Giving Compass' Take:

• Mark Keierleber reports widespread abuse of teachers of students with special needs, highlighting schools inability to serve these students and teachers properly. 

• How can funders help schools ensure that students with special needs and their teachers have the support that they need? 

• Learn how principles can participate in improving special education


At a ceremony in 2014 to honor Brett Bigham with Oregon’s Teacher of the Year award, he slouched over in his chair — hoping blood wouldn’t seep through his shirt.

Just days earlier, Bigham wrote in a 2018 op-ed, he had endured a brutal beating in his classroom, one that sent him to the hospital. On this occasion, he wrote, a student bit him and whipped him with a television cable. It was far from the first time he endured physical violence or death threats on the job. It wasn’t the first time a classroom injury sent him to the hospital, either.

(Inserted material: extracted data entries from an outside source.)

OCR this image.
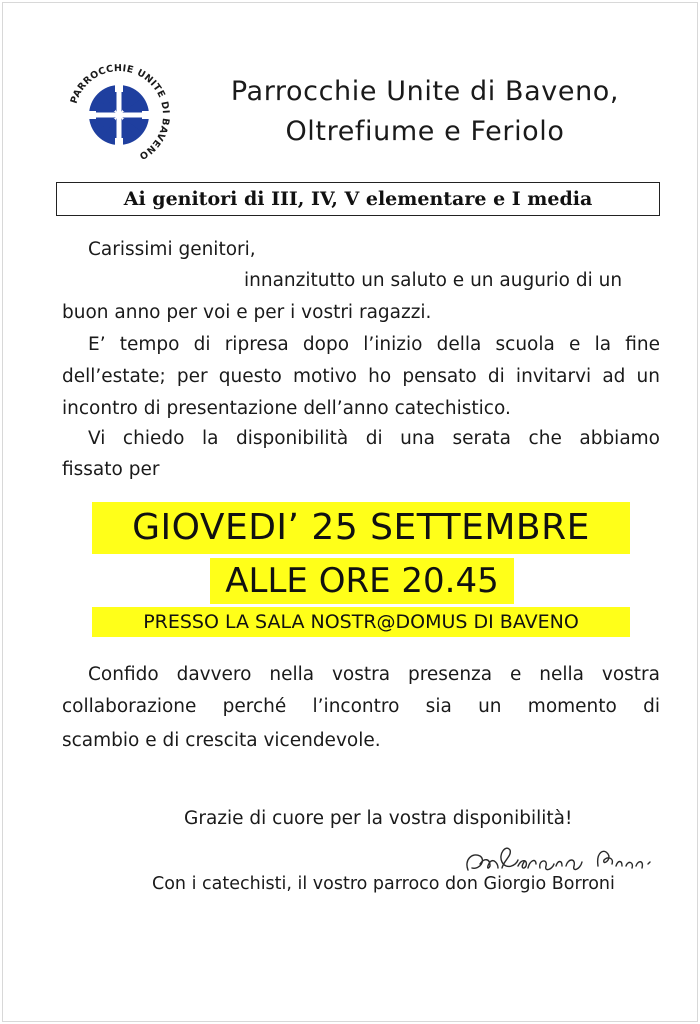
PARROCCHIE UNITE DI BAVENO
Parrocchie Unite di Baveno,
Oltrefiume e Feriolo
Ai genitori di III, IV, V elementare e I media
Carissimi genitori,
innanzitutto un saluto e un augurio di un
buon anno per voi e per i vostri ragazzi.
E’ tempo di ripresa dopo l’inizio della scuola e la fine
dell’estate; per questo motivo ho pensato di invitarvi ad un
incontro di presentazione dell’anno catechistico.
Vi chiedo la disponibilità di una serata che abbiamo
fissato per
Confido davvero nella vostra presenza e nella vostra
collaborazione perché l’incontro sia un momento di
scambio e di crescita vicendevole.
GIOVEDI’ 25 SETTEMBRE
ALLE ORE 20.45
PRESSO LA SALA NOSTR@DOMUS DI BAVENO
Grazie di cuore per la vostra disponibilità!
Con i catechisti, il vostro parroco don Giorgio Borroni
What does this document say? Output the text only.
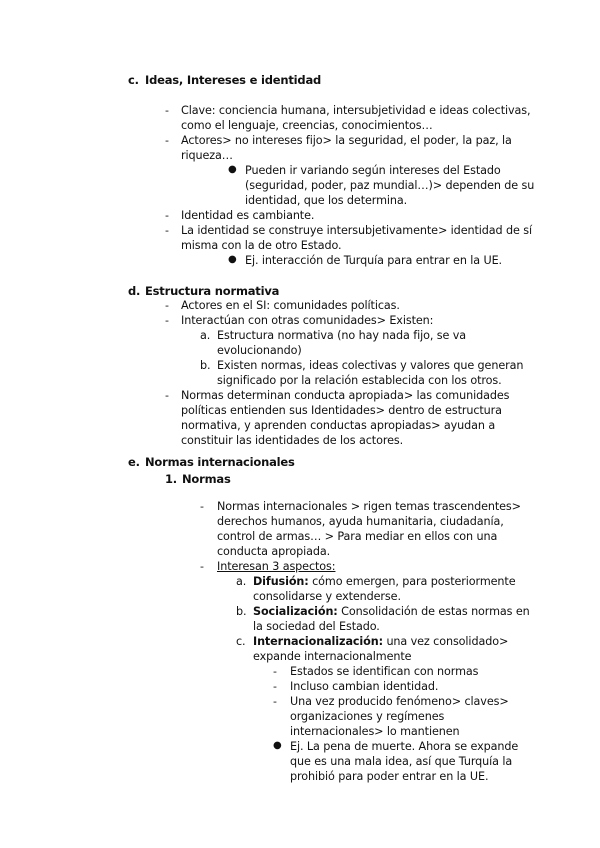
c. Ideas, Intereses e identidad
- Clave: conciencia humana, intersubjetividad e ideas colectivas,
como el lenguaje, creencias, conocimientos…
- Actores> no intereses fijo> la seguridad, el poder, la paz, la
riqueza…
● Pueden ir variando según intereses del Estado
(seguridad, poder, paz mundial…)> dependen de su
identidad, que los determina.
- Identidad es cambiante.
- La identidad se construye intersubjetivamente> identidad de sí
misma con la de otro Estado.
● Ej. interacción de Turquía para entrar en la UE.
d. Estructura normativa
- Actores en el SI: comunidades políticas.
- Interactúan con otras comunidades> Existen:
a. Estructura normativa (no hay nada fijo, se va
evolucionando)
b. Existen normas, ideas colectivas y valores que generan
significado por la relación establecida con los otros.
- Normas determinan conducta apropiada> las comunidades
políticas entienden sus Identidades> dentro de estructura
normativa, y aprenden conductas apropiadas> ayudan a
constituir las identidades de los actores.
e. Normas internacionales
1. Normas
- Normas internacionales > rigen temas trascendentes>
derechos humanos, ayuda humanitaria, ciudadanía,
control de armas… > Para mediar en ellos con una
conducta apropiada.
- Interesan 3 aspectos:
a. Difusión: cómo emergen, para posteriormente
consolidarse y extenderse.
b. Socialización: Consolidación de estas normas en
la sociedad del Estado.
c. Internacionalización: una vez consolidado>
expande internacionalmente
- Estados se identifican con normas
- Incluso cambian identidad.
- Una vez producido fenómeno> claves>
organizaciones y regímenes
internacionales> lo mantienen
● Ej. La pena de muerte. Ahora se expande
que es una mala idea, así que Turquía la
prohibió para poder entrar en la UE.
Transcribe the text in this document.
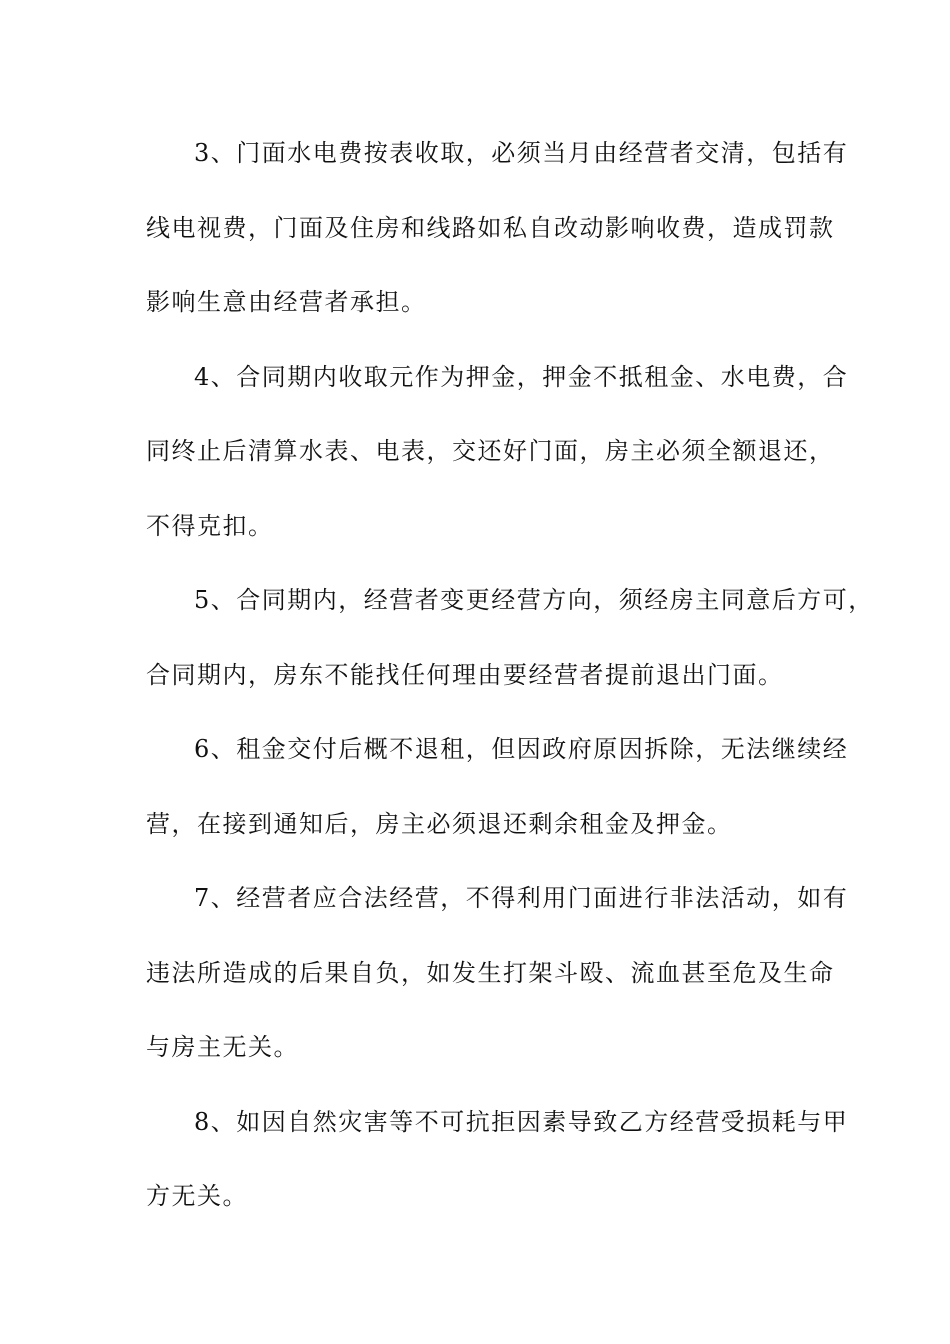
3、门面水电费按表收取，必须当月由经营者交清，包括有
线电视费，门面及住房和线路如私自改动影响收费，造成罚款
影响生意由经营者承担。
4、合同期内收取元作为押金，押金不抵租金、水电费，合
同终止后清算水表、电表，交还好门面，房主必须全额退还，
不得克扣。
5、合同期内，经营者变更经营方向，须经房主同意后方可，
合同期内，房东不能找任何理由要经营者提前退出门面。
6、租金交付后概不退租，但因政府原因拆除，无法继续经
营，在接到通知后，房主必须退还剩余租金及押金。
7、经营者应合法经营，不得利用门面进行非法活动，如有
违法所造成的后果自负，如发生打架斗殴、流血甚至危及生命
与房主无关。
8、如因自然灾害等不可抗拒因素导致乙方经营受损耗与甲
方无关。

He’s been bitten, punched and kicked. He was hit over the head with a chair so hard he quit teaching for seven years.

Bigham’s story is likely an extreme example of the challenges special education teachers face as schools struggle to adequately support children with special needs, like those living with significant trauma or other conditions that affect their ability to regulate behavior. But special education teachers from across the country responded to Bigham’s op-ed, saying they too had experienced violence on the job.

During the 2015-16 school year, 10 percent of teachers reported that students had threatened them with injury and 6 percent said they had been physically attacked, according to an April report by the National Center for Education Statistics.